BD

Jirô Taniguchi  - Le journal de mon père   

Casterman/coll. écritures - 2004

 

 

 

    Initialement paru en trois volumes entre 1999 et 2000 le journal de mon père se voit réédité en un seul bloc et confirme l’importance de cette oeuvre majeure dans la Bande dessinée contemporaine.

D’une beauté et d’un grâce immense, le journal de mon père dépasse le cadre strict de la Bd pour rejoindre le panthéon les grandes oeuvres narratives de ces dernières années. 


    Comme la plupart des grands récits de la littérature, le journal de mon père est au départ une histoire simple : le retour d’un fils sur les terres de son enfance qui vient assister aux funérailles de son père.

Yochi Yamashita, personnage central de l’histoire, retrouve la ville de son enfance ainsi que sa famille après leur avoir tourné le dos pendant des années. A travers ce retour aux sources, il se remémore des souvenirs liés à sa jeunesse et tente de comprendre les raisons pour lesquelles il a toujours entretenu des rapports distanciés avec son père et pourquoi ses parents se sont séparés alors qu’il n’était qu’un petit garçon.

 

    Oeuvre grandiose, on l’a dit, le journal de mon père, en plus de poser un regard sur le Japon de ces 50 dernières années, est une introspection au cœur de l’âme humaine.
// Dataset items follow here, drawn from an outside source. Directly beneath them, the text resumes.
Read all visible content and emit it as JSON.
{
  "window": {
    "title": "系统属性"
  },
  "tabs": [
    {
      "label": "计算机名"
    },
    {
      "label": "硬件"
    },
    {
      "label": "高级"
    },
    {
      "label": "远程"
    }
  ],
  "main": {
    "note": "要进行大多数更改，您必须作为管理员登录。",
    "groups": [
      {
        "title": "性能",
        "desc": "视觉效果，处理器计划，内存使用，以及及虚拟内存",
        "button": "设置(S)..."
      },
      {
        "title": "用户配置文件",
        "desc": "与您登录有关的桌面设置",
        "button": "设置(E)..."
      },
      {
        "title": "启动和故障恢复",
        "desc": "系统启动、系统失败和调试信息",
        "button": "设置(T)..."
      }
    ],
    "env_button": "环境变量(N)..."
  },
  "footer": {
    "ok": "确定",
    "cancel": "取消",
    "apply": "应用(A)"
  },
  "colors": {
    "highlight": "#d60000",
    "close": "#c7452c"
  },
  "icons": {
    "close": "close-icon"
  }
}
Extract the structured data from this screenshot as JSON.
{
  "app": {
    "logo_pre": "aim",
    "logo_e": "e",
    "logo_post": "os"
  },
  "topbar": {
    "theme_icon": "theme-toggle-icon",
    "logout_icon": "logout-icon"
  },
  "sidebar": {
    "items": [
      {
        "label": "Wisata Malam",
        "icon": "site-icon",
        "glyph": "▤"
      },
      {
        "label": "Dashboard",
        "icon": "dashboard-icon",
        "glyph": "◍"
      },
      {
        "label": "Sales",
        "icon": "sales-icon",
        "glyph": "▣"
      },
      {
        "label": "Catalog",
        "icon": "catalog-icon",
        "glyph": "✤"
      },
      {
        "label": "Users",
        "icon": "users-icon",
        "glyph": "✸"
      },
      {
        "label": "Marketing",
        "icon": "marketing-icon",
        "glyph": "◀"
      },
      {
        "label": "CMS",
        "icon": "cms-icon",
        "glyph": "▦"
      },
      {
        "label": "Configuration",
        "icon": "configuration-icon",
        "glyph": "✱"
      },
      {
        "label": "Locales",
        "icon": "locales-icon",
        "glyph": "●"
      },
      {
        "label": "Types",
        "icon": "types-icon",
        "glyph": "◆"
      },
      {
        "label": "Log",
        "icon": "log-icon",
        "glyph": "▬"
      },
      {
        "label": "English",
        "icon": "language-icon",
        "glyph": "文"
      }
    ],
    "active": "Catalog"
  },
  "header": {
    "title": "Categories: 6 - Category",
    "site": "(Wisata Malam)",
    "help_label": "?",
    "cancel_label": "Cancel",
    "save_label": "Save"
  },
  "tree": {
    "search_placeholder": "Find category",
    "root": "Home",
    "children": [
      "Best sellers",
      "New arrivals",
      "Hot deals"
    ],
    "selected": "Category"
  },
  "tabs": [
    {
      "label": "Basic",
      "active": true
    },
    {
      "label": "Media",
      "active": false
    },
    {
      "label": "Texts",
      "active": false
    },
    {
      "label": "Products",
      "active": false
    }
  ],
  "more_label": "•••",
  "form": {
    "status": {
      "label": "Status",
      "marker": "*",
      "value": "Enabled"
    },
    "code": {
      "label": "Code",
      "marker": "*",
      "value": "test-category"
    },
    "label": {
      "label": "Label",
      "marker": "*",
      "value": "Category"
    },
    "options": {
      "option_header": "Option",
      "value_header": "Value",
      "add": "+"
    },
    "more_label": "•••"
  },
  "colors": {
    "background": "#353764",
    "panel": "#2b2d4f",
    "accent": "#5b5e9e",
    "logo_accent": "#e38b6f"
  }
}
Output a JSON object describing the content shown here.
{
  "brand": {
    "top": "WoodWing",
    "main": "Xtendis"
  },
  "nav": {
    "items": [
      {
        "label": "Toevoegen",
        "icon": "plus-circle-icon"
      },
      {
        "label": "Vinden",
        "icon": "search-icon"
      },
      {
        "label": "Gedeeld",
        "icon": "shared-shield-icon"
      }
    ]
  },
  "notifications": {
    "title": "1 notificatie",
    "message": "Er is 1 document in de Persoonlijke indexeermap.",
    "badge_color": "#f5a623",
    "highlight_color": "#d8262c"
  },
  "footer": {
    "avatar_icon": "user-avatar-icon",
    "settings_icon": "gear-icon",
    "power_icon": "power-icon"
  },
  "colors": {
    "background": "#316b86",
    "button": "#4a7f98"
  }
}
Au centre du récit c’est bien le rapport au père qui prédomine et les liens compliqués qui unissent un homme à son fils. On y verra la douleur et les regrets d’un homme qui n’a pas su comprendre réellement qui était son père. Au-delà même de cette relation, on découvre également les non-dits, le rapport à la famille, qui rendent la vie parfois compliquée alors qu’elle devrait être simple, dans un pays ou l’orgueil et la fierté sont pas des vains mots.

Le journal de mon père est donc avant tout un récit sur les sentiments humains, sur les liens familiaux qui unissent oui désunissent les être entre eux. Et c’est là que Jirô Taniguchi réussit quelque chose de très fort, en dressant un portrait sensible et plein de justesse (en partie autobiographique) dans lequel il fait passer les émotions avec une simplicité extraordinaire.

 

    D’un point de vue graphique, là aussi, Taniguchi fait preuve d’un grand talent en proposant un trait léger et fin, emprunt d’une grande douceur et plein de subtilité, qui donne à la narration une dimension supplémentaire. Et derrière ces visages aux traits doux, derrière ces paysages calmes si bien dessinés, on découvre des vies tourmentées mais sans jamais la moindre effusion de colère.

 

    Avec Marjane Satrapi, Jirô Taniguchi fait partie des auteurs les plus marquantes que la BD ait connu ces dernières années. Avec Persepolis ou le journal de mon père on découvre deux oeuvres majeures que l’on peut d’ailleurs rapprocher conjointement de par l’aspect autobiographique évidemment, mais aussi pour le témoignage qu’elles laissent de leur civilisation et par le récit superbe que ces deux auteurs en font.